Really cool proposal, @matzf! 💯 Just a few thoughts/ideas from my side.

I'm not too happy about the interface ranges as they somewhat violate the statelessness property that SCION generally adheres to. However, I agree that the naive approach would not scale.

I may have a third suggestion of how to authenticate crossover hops, somewhat related to the idea of "encod[ing] a small index for the applicable range in the MAC part of the hopfield":

An AS can define (potentially overlapping) groups of interfaces identified by a short GroupID. Semantically, this would allow forwarding between any pair of interfaces that have at least one group in common.

An AS entry can then contain a set of "group authenticators" including a MAC over the SegID, GroupID, and child interface; such a group authenticator certifies that the child interface in the context of this beacon belongs to the corresponding group. When constructing a dataplane path, a cross-hop can be constructed from two such authenticators with the same GroupID. The crossover hop field would then contain the XOR of the two MACs.

An AS entry would then have at most as many additional authenticators as there are group IDs, although in the default case probably just one. As a result, this suggestion solves most of the stated problems without introducing a scalability issue (like the naive strawman approach) or statefulness on routers (as the interface ranges).

There are also a few downsides:

Please let me know what you think.

Should a path segment with only a cross-hop be allowed? This is ok for peering paths, where this occurs for paths that end in one of the peers. For the cross-hops it seems to make little sense. I don't see how this could be abused. If we'd need to prohibit this though, we could use interface types to distinguish cross hops from peering hops in the router.

We could mandate that for up->* crossovers the crossover field always is in the up-segment, and for core->down crossovers it is always in the down-segment. This is consistent with your "vanishing core-segment" example and also fits the peering hop fields.

In that case, I agree that there shouldn't arise the need to have segments that only contain a cross-hop. However, I also agree that this probably cannot be abused.

AS policies for which child-child/child-core interface transits should be allowed enable new topologies.

These are really interesting ideas. It's nice that we get additional flexibility while reducing communication and computation overhead (in the data plane) at the same time. 😁

matzf commented 8 months ago

This is a very elegant approach, @mlegner, nice!

You're right, the interface ranges in the proposal would require that the individual routers are configured with these ranges. These ranges would be "state" that the routers need to keep, in order to understand and enforce the AS's current transit policies. This is an important downside that I had not sufficiently considered. Your alternative proposal nicely fixes this issue, with the disadvantage (as you mention) of requiring special case processing with two MAC computations in the dataplane.

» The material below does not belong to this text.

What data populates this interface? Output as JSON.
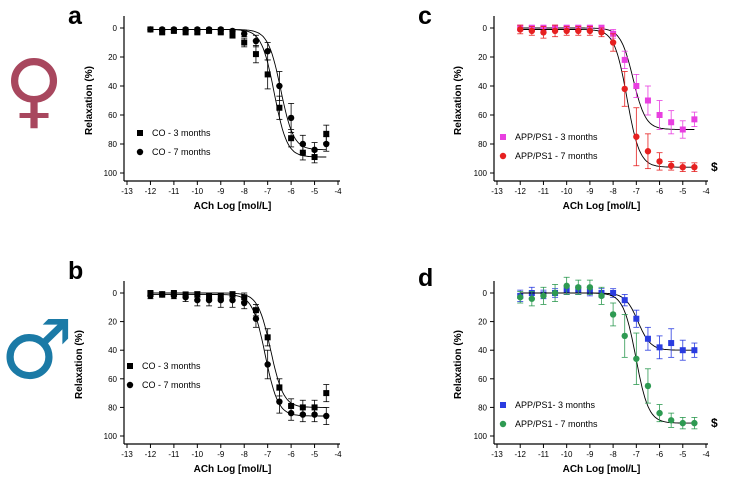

To me, neither approach seems like a strong enough improvement over the status quo. I'd suggest to shelf this idea, at least until someone has an epiphany on how to combine the advantages.


A clarification question regarding your suggestion; when you mention how to compute the MAC for the "group authenticator", you don't list the expiration timestamp. Is this intentional? Are you suggesting that we fix the expiration to a fixed value to avoid encoding it? If no: the two separate MACs can be announced with two different ExpTime values. We can't encode both of them, and I don't know how to fix this.

matzf commented 4 months ago

No epiphanies had so far, closing this.